-----------------------------------------------------------
This is an automatically generated e-mail. To reply, visit:
https://reviews.apache.org/r/64340/
-----------------------------------------------------------
(Updated Dec. 5, 2017, 7:29 p.m.)
Review request for Ambari, Dmytro Grinenko, Jonathan Hurley, and Nate Cole.
Changes
-------
tested changes
Summary (updated)
-----------------
Livy server start fails during EU with 'Address already in use' error
Bugs: AMBARI-22594
https://issues.apache.org/jira/browse/AMBARI-22594
Repository: ambari
Description
-------
Observed this issue quite consistently in Ambari-2.6.1 Upgrade ST runs
*STR*
# Deployed cluster with Ambari version: 2.5.1.0-159 and HDP version: 2.6.1.0-129
# Upgrade Ambari to Target Version: 2.6.1.0-43 | Hash:
acbce28fdd119c72625c6beff63fc169de58ba22
# Regenerate keytabs post Ambari upgrade and this step will restart all
services. Here Livy server is operational and gets restarted fine (at
timestamp: 09:29)
# Now register HDP-2.6.4.0-36 version and perform EU. During EU 'Restart Livy
server' task happens and reports success (at timestamp: 10:26)
# However when checking the livy logs - Livy restart reported below exception
as the previous process was not killed/stopped
{code}
17/11/21 10:26:22 WARN AbstractLifeCycle: FAILED
org.eclipse.jetty.server.Server@3bc735b3: java.net.BindException: Address
already in use
java.net.BindException: Address already in use
at sun.nio.ch.Net.bind0(Native Method)
at sun.nio.ch.Net.bind(Net.java:433)
at sun.nio.ch.Net.bind(Net.java:425)
at sun.nio.ch.ServerSocketChannelImpl.bind(ServerSocketChannelImpl.java:223)
at sun.nio.ch.ServerSocketAdaptor.bind(ServerSocketAdaptor.java:74)
at org.eclipse.jetty.server.ServerConnector.open(ServerConnector.java:321)
at org.apache.livy.server.LivyServer.main(LivyServer.scala)

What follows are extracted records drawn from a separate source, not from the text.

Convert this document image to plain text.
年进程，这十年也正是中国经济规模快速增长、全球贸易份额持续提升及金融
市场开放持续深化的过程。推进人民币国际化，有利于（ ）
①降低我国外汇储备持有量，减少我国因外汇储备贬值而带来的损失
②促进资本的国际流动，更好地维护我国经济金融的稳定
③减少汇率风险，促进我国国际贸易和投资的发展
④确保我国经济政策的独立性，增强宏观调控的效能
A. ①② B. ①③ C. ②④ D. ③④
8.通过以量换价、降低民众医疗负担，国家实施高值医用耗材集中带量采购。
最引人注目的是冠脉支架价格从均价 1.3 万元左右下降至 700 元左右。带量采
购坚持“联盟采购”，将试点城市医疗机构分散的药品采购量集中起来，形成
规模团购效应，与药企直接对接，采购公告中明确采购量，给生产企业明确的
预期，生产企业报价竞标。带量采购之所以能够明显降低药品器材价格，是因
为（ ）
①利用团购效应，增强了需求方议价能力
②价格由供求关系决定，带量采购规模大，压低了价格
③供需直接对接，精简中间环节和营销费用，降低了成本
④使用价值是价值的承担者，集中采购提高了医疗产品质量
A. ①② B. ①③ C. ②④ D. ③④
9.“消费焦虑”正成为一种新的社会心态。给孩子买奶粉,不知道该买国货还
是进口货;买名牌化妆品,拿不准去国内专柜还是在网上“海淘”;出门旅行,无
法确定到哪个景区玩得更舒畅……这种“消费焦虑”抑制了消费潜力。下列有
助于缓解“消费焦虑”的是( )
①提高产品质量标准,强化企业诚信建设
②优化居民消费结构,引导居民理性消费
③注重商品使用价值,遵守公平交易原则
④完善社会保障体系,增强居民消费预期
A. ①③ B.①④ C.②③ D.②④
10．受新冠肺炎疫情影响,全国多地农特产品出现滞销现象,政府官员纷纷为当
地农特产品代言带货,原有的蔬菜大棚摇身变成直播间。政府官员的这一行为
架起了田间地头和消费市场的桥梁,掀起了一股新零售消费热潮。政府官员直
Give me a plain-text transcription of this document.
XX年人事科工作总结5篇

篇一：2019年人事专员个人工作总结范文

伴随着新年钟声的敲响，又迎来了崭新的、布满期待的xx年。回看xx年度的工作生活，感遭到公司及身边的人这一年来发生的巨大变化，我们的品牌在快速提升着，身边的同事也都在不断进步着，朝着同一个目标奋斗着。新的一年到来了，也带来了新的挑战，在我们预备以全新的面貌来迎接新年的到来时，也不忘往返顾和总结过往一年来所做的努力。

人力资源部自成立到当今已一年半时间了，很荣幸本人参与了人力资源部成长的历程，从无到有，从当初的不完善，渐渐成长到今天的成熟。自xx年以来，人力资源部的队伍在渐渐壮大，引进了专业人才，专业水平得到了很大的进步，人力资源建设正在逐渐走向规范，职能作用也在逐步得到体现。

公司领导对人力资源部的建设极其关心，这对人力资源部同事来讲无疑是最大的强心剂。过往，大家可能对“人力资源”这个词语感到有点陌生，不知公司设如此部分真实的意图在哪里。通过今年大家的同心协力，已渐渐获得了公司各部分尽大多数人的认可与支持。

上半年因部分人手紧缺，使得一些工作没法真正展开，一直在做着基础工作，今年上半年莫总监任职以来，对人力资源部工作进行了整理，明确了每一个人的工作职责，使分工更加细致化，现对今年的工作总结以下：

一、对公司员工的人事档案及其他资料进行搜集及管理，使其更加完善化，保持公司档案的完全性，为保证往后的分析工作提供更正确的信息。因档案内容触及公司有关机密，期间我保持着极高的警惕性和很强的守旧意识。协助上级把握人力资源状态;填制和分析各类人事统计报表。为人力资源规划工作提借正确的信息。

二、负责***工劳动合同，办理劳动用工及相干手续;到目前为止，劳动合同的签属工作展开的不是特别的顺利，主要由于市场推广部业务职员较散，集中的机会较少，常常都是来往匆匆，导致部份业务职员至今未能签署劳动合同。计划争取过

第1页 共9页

Exception in thread "main" java.net.BindException: Address already in use
at sun.nio.ch.Net.bind0(Native Method)
at sun.nio.ch.Net.bind(Net.java:433)
at sun.nio.ch.Net.bind(Net.java:425)
at sun.nio.ch.ServerSocketChannelImpl.bind(ServerSocketChannelImpl.java:223)
{code}
- Post Upgrade, I tried to stop/start Spark as well and Livy still gave same
exception; although web Ui reports operation as success (at timestamp: 11:37)
- Finally the web UI shows Livy as down, even though the process is running
from the initial step (at timestamp: 09:29)
Diffs (updated)
-----
ambari-server/src/main/resources/common-services/SPARK/1.2.1/package/scripts/livy_service.py
a78f50c077
ambari-server/src/main/resources/common-services/SPARK/1.2.1/package/scripts/params.py
9b813a13f0
ambari-server/src/main/resources/common-services/SPARK2/2.0.0/package/scripts/livy2_service.py
0d60cf41ad
ambari-server/src/main/resources/common-services/SPARK2/2.0.0/package/scripts/params.py
1968b0e8fa
Diff: https://reviews.apache.org/r/64340/diff/2/
Changes: https://reviews.apache.org/r/64340/diff/1-2/
Testing (updated)
-------
mvn clean test
check on live cluster
Thanks,
Dmitro Lisnichenko